The takeaway here? All flash serves a purpose. Or at least it should. That’s strategy. And profitable businesses don’t do much that doesn’t serve strategy.
To apply this to your own business, think about your channels: Twitter and Facebook, your site, InstaGram, anywhere else your brand shows up. Who hangs out there? People who know nothing about your brand yet? Your most loyal, rarin’-to-go followers? Develop content to meet their needs in that space and deliver in a style that’s respectful of the relationship you have with them.
3. Notice yourself using your own brand language and being you with your clients. The elements of how you deliver that your right people pick up on — those are clues that point you toward the strongest and most sustainable style and voice for you.
Notice when your people say things like, I love it when you . . ., When you told me X, I was like Yes! That’s it!, I can always count on you to be X, Y, and Z.
The hallmarks of your personality, as they get translated through your brand, are what we call ‘style’ online. You know, as in, She’s got an over-the-top style, or His style is so refreshing.
Developing your own online marketing style is a work in progress, no matter what stage of business growth you’re in.
There’s no judgment on being new {a baby brand} watching and imitating a bigger, larger brand {a more mature brand} that has more reach, platform, followers. Imitation is the first way we learn. But at some point, something’s gotta give. It’s the facade.
With all due respect, I hate to see so many stylistic rip-offs of Very Popular Online Business Personality and other A-List entrepreneurial brands. It’s not serving the imitators, it’s not serving the imitated, and it’s not serving any of our clients to have so many half-baked brand concepts in the space.
Postscript: June 10th, 2012
Since this post was originally published on June 25th, 2012, Marie Forleo, a popular, successful online business personality who is widely imitated, interviewed her friend and fellow “A-Lister” Kris Carr, another voice that many entrepreneurial ladies in the holistic wellness niche find enviable. One of the themes of their conversation?
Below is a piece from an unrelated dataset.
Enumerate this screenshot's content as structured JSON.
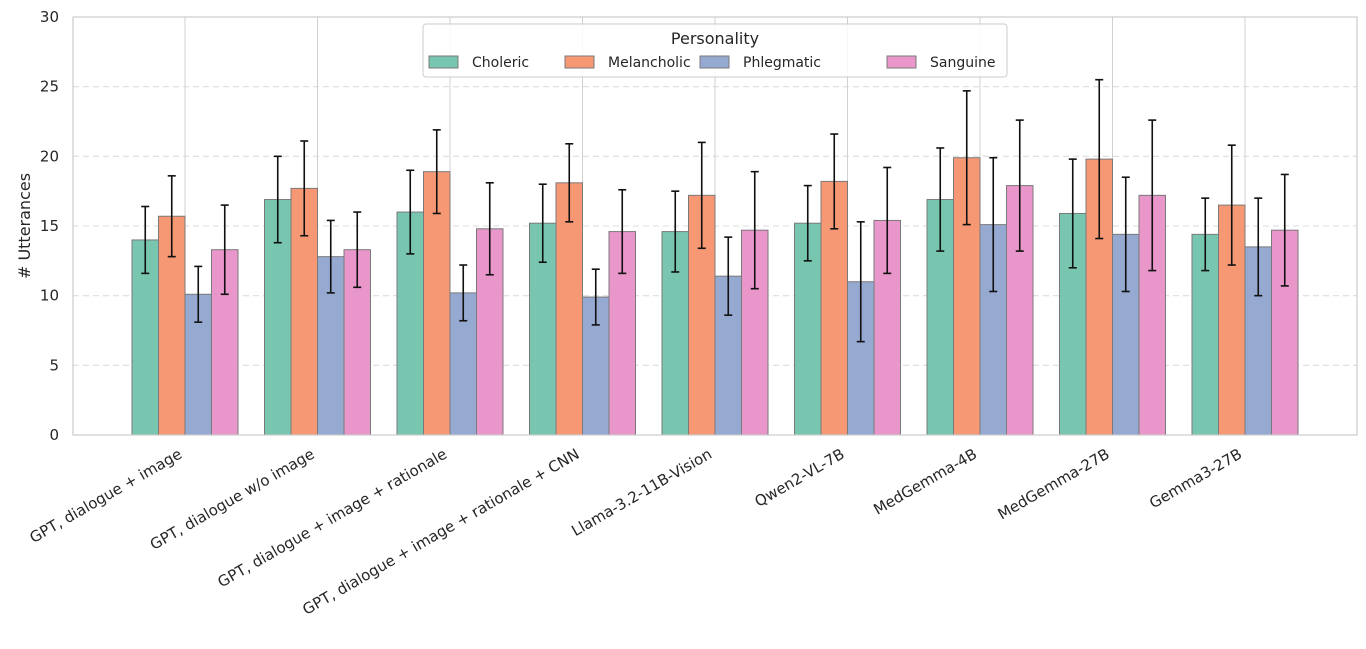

Brand voice mimicry. Check out that part of the conversation here between minutes 14:24 and 18:24. If you liked my post, you’ll dig what they’re saying.
In the comments, I’d love to know . . .
What’s this about? Why do you think there are so many stylistic rip-offs of A-Listers?
And how do we get acquainted with our own strongest and most natural marketing styles?
Let’s keep this convo clean and peaceable and refrain from naming names. This is about having integrity in our own ideas and contributing to a productive conversation about branding and business. Thanks in advance!